• Post author:
  • Post category:Berita
  • Reading time:3 mins read
JAKARTA, KOMPAS.com – Direktur Eksekutif Perkumpulan untuk Pemilu dan Demokrasi (Perludem) Titi Anggraini mengatakan, memaksakan kehendak atau intimidasi dalam memilih salah satu calon pemimpin kepada pihak lain merupakan pelanggaran konstitusi.
Bagi pelanggar, kata Titi, sanksinya bisa berupa pidana kurungan penjara.
“Kejahatan terhadap hak kebebasan memilih adalah kejahatan terhadap hak-hak konstitusional.
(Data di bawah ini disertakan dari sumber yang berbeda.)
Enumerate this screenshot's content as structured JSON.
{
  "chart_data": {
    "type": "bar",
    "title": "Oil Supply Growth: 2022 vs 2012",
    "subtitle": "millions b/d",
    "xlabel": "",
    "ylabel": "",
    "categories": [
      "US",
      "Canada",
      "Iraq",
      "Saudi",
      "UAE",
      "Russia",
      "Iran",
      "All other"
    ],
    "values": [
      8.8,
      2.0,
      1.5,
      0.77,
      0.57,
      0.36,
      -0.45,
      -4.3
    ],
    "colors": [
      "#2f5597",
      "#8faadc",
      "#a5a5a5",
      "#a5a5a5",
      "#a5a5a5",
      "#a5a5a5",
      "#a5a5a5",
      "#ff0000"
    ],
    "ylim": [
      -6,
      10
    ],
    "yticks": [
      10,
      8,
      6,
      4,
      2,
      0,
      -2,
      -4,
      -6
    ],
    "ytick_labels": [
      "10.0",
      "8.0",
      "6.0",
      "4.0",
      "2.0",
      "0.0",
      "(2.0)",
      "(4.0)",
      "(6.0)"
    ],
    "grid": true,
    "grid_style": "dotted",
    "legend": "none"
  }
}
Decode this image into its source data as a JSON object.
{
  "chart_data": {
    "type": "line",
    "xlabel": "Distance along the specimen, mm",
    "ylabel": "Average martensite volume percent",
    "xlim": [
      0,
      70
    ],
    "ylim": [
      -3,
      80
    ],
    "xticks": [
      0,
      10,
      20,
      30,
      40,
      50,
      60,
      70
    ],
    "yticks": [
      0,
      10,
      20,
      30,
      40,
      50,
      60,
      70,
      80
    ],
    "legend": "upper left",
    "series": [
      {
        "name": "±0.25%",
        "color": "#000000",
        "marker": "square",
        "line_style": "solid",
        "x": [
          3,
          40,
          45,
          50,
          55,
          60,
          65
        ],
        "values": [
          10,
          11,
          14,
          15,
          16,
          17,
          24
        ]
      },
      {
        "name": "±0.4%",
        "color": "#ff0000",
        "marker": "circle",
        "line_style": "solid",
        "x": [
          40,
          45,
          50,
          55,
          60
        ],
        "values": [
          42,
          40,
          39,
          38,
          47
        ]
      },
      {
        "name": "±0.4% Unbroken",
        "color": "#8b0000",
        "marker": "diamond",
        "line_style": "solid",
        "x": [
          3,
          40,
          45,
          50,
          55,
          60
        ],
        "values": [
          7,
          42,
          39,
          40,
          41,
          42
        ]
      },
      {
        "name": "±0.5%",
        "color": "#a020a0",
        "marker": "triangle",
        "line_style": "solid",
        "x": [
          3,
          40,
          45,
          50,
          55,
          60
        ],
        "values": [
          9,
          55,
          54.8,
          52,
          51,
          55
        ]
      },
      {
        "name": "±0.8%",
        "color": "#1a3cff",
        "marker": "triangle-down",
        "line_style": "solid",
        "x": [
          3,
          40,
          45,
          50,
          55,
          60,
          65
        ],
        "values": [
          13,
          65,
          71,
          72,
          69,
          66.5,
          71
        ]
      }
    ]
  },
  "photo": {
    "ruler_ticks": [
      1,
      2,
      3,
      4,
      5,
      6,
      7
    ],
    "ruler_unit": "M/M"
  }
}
Tidak boleh ada intimidasi dalam bentuk apa pun mempengaruhi seseorang dalam penyelenggaraan pilkada atau pemilu,” ujar Titi saat dihubungi Kompas.com, Jumat (29/6/2018).
Sanksi bagi yang melanggar tercantum dalam Undang-Undang Pilkada Nomor 10 Tahun 2016 Pasal 182A yang berbunyi “Setiap orang yang dengan sengaja melakukan perbuatan melawan hukum menggunakan kekerasan, ancaman kekerasan, dan menghalang-halangi seseorang yang akan melakukan haknya untuk memilih, dipidana dengan pidana penjara paling singkat 24 bulan dan paling lama 72 bulan dan denda paling sedikit Rp 24 juta dan dan paling banyak Rp 72 juta”.
Titi mengatakan, paksaan oleh satu pihak kepada pihak lain dengan tujuan memilih pasangan calon pemimpin yang diusungnya merupakan kesesatan dalam memaknai loyalitas terhadap calon yang diusungnya.
Titik mengatakan, seorang atasan di sebuah instansi sah-sah saja mengampanyekan kepada bawahannya untuk memilih calon yang dia suka.
Namun, merupakan sebuah pelanggaran jika atasan atau lembaga memaksakan kehendakmya tersebut.
Terkait kasus dugaan adanya paksaan dalam memilih yang terjadi terhadap seorang guru di Bekasi, Titi belum mengetahu informasi tersebut.
Namun, dia berharap, fenomena itu hanya fenomena kasuistik dan bukan fenomena umum.
“Kalau itu menjalar dan menjadi fenomena umum, itu sangat luar biasa, itu teror dalam demokrasi kita,” ujar Titi.
Dugaan kasus pemaksaan dalam memilih terjadi di Bekasi. Guru Sekolah Dasar Islam Terpadu (SDIT) Darul Maza Kota Bekasi bernama Robiatul Adawiyah mengaku dipecat karena beda pilihan dengan arahan sekolah dalam Pilkada 2018.
Kabar pemecatan guru ini mulanya viral di media sosial Facebook. Informasi itu diunggah pemilik akun bernama Andriyanto Putra Valora yang merupakan suami dari Robiatul. Dugaan pemecatan disampaikan melalui pesan WhatsApp.
Terkait masalah ini, pihak pimpinan sekolah belum dapat dimintai keterangan. Hanya saja, Tri, yang merupakan seorang guru di sekolah tersebut menyampaikan bahwa pihak sekolah tidak berniat melakukan pemecatan.
Menurut dia, percakapan WhatsApp tersebut hanya salah ucap karena pihak sekolah lelah setelah mengadakan event-event di sekolah.
“Mungkin semuanya jadi dalam kondisi lelah ada salah ucap, ada salah kata, itu wajar saja, semua orang bisa dalam posisi seperti itu dan itu enggak ada rencana atau kata terucap sebuah keputusan yang sepihak, enggak ada sebenarnya,” kata Tri, Jumat.
Pihak sekolah dan Robiatul telah berdamai. Robia menerima permintaan maaf pihak sekolah. Kendati demikian, ia menolak ajakan pihak sekolah untuk kembali mengajar di sana.